Bom dia Espírito Santo! O que vamos fazer juntos hoje….

Evangelho de hoje, 28 de abril (Jo 12, 44-50): «Quem Me vê, vê Aquele que Me enviou!»
Jesus exclamou: «Quem crê em mim, não é em mim que crê, mas naquele que me enviou. Quem me vê, vê aquele que me enviou. Eu vim ao mundo como luz, para que todo aquele que crê em mim não permaneça nas trevas. Se alguém ouve as minhas palavras e não as observa, não sou eu que o julgo, porque vim não para julgar o mundo, mas para salvá-lo. Quem me rejeita e não acolhe as minhas palavras já tem quem o julgue: a palavra que eu falei o julgará no último dia. Porque eu não falei por conta própria, mas o Pai que me enviou, ele é quem me ordenou o que devo dizer e falar. E eu sei: o que ele ordena é vida eterna.
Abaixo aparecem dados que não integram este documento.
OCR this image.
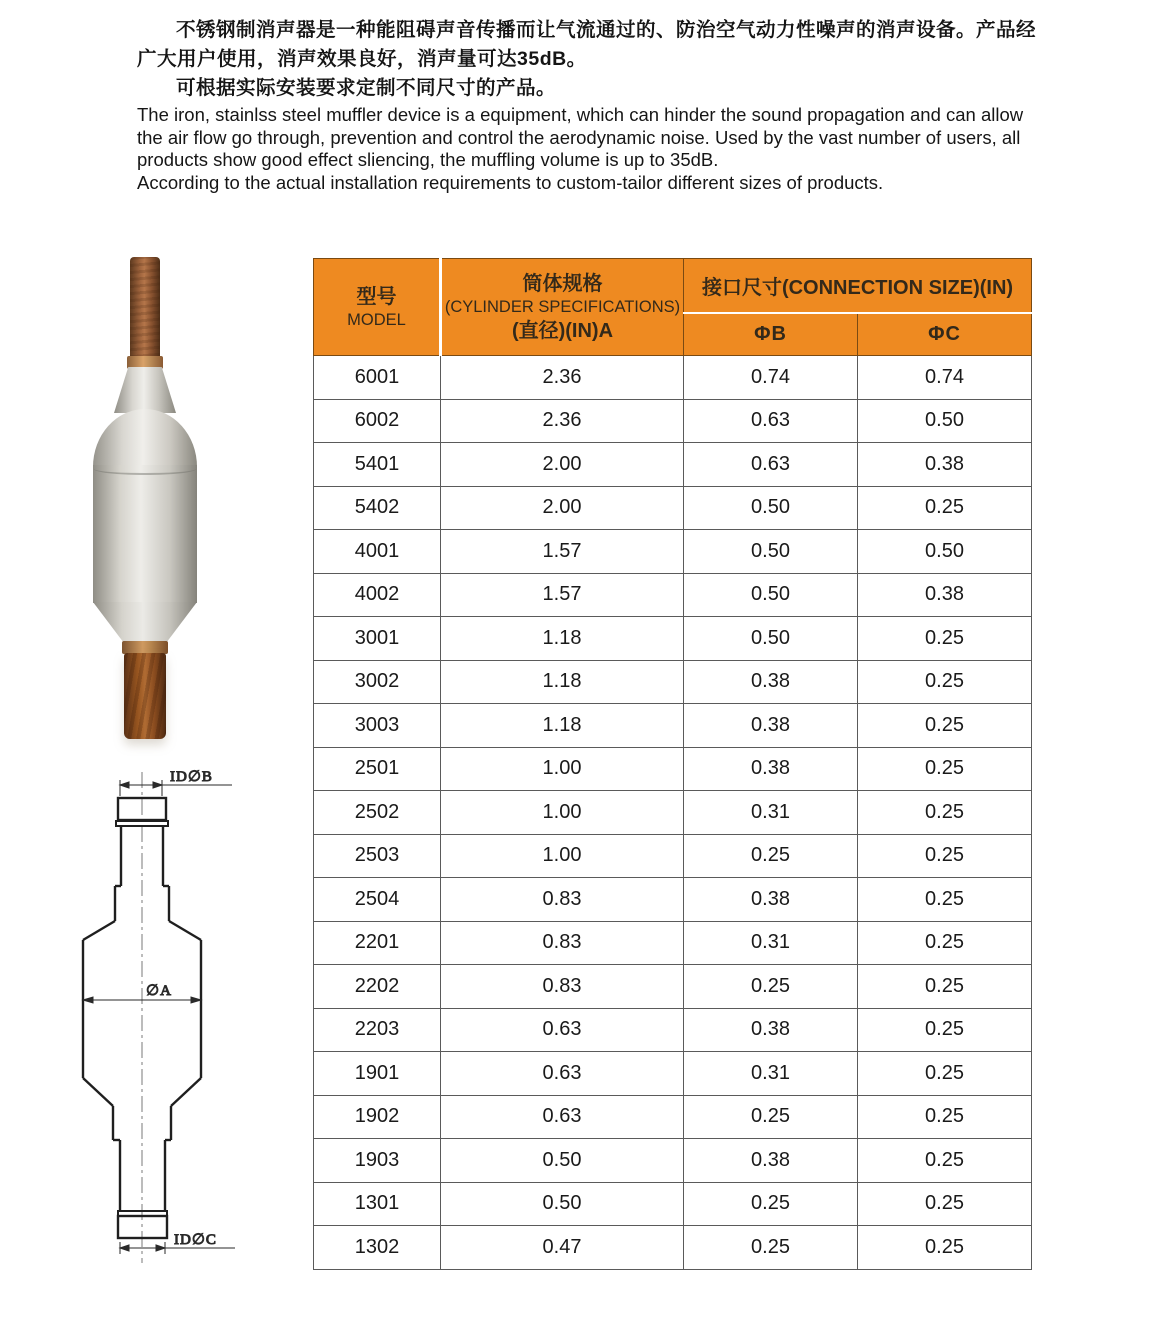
不锈钢制消声器是一种能阻碍声音传播而让气流通过的、防治空气动力性噪声的消声设备。产品经广大用户使用，消声效果良好，消声量可达35dB。

可根据实际安装要求定制不同尺寸的产品。

The iron, stainlss steel muffler device is a equipment, which can hinder the sound propagation and can allow the air flow go through, prevention and control the aerodynamic noise. Used by the vast number of users, all products show good effect sliencing, the muffling volume is up to 35dB.

According to the actual installation requirements to custom-tailor different sizes of products.

ID∅B
∅A
ID∅C
型号
MODEL	筒体规格
(CYLINDER SPECIFICATIONS)
(直径)(IN)A	接口尺寸(CONNECTION SIZE)(IN)	
		ΦB	ΦC
6001	2.36	0.74	0.74
6002	2.36	0.63	0.50
5401	2.00	0.63	0.38
5402	2.00	0.50	0.25
4001	1.57	0.50	0.50
4002	1.57	0.50	0.38
3001	1.18	0.50	0.25
3002	1.18	0.38	0.25
3003	1.18	0.38	0.25
2501	1.00	0.38	0.25
2502	1.00	0.31	0.25
2503	1.00	0.25	0.25
2504	0.83	0.38	0.25
2201	0.83	0.31	0.25
2202	0.83	0.25	0.25
2203	0.63	0.38	0.25
1901	0.63	0.31	0.25
1902	0.63	0.25	0.25
1903	0.50	0.38	0.25
1301	0.50	0.25	0.25
1302	0.47	0.25	0.25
Portanto, o que eu falo, eu o falo de acordo com o que o Pai me disse».
 
COMENTÁRIO: A invocação de Deus como Pai é conhecida em muitas religiões. A divindade é muitas vezes considerada pai dos deuses e dos homens. Em Israel, porém, Deus é chamado Pai enquanto Criador do mundo. Mais ainda, Deus é Pai em razão da Aliança e do dom da Lei a Israel, que é o seu «filho primogênito» (Ex 4,22). E é também chamado Pai do Rei de Israel. Ele é muito especialmente o Pai dos pobres, do órfão e da viúva que estão sob a sua proteção amorosa. Jesus revelou que Deus é Pai num sentido inaudito: não o é somente enquanto Criador, mas é eternamente Pai em relação a seu Filho único, que só é eternamente Filho em relação a seu Pai: «Ninguém conhece o Filho senão o Pai, e ninguém conhece o Pai senão o Filho, e aquele a quem o Filho o quiser revelar» (Mt 11,27). É por isso que os apóstolos confessam Jesus como «o Verbo» que «no início estava junto de Deus» e que «é Deus» (Jo 1,1), como «a imagem do Deus invisível» (Col 1,15), como «o resplendor da sua glória e a expressão do seu ser» (Heb 1,3). Na esteira deles, seguindo a Tradição apostólica, a Igreja, no ano de 325, no primeiro concílio ecumênico de Niceia, confessou que o Filho é «consubstancial» ao Pai, isto é, que é um só Deus com Ele. O segundo concílio ecumênico, reunido em Constantinopla em 381, conservou esta expressão na sua formulação do Credo de Niceia e confessou «o Filho Único de Deus, nascido do Pai antes de todos os séculos, luz de luz, Deus verdadeiro de Deus verdadeiro, gerado, não criado, consubstancial ao Pai» (Catecismo da Igreja Católica § 238, 240-242).
 
São Pedro Chanel e São Luís Maria Grignion de Montfort, rogai por nós, pelo fim da Pandemia e pelos cristãos perseguidos e martirizados no mundo inteiro!
À Jesus, toda honra, louvor e adoração!
Shalom🙏Veni Sancte Spiritus! Veni Lumem Cordium!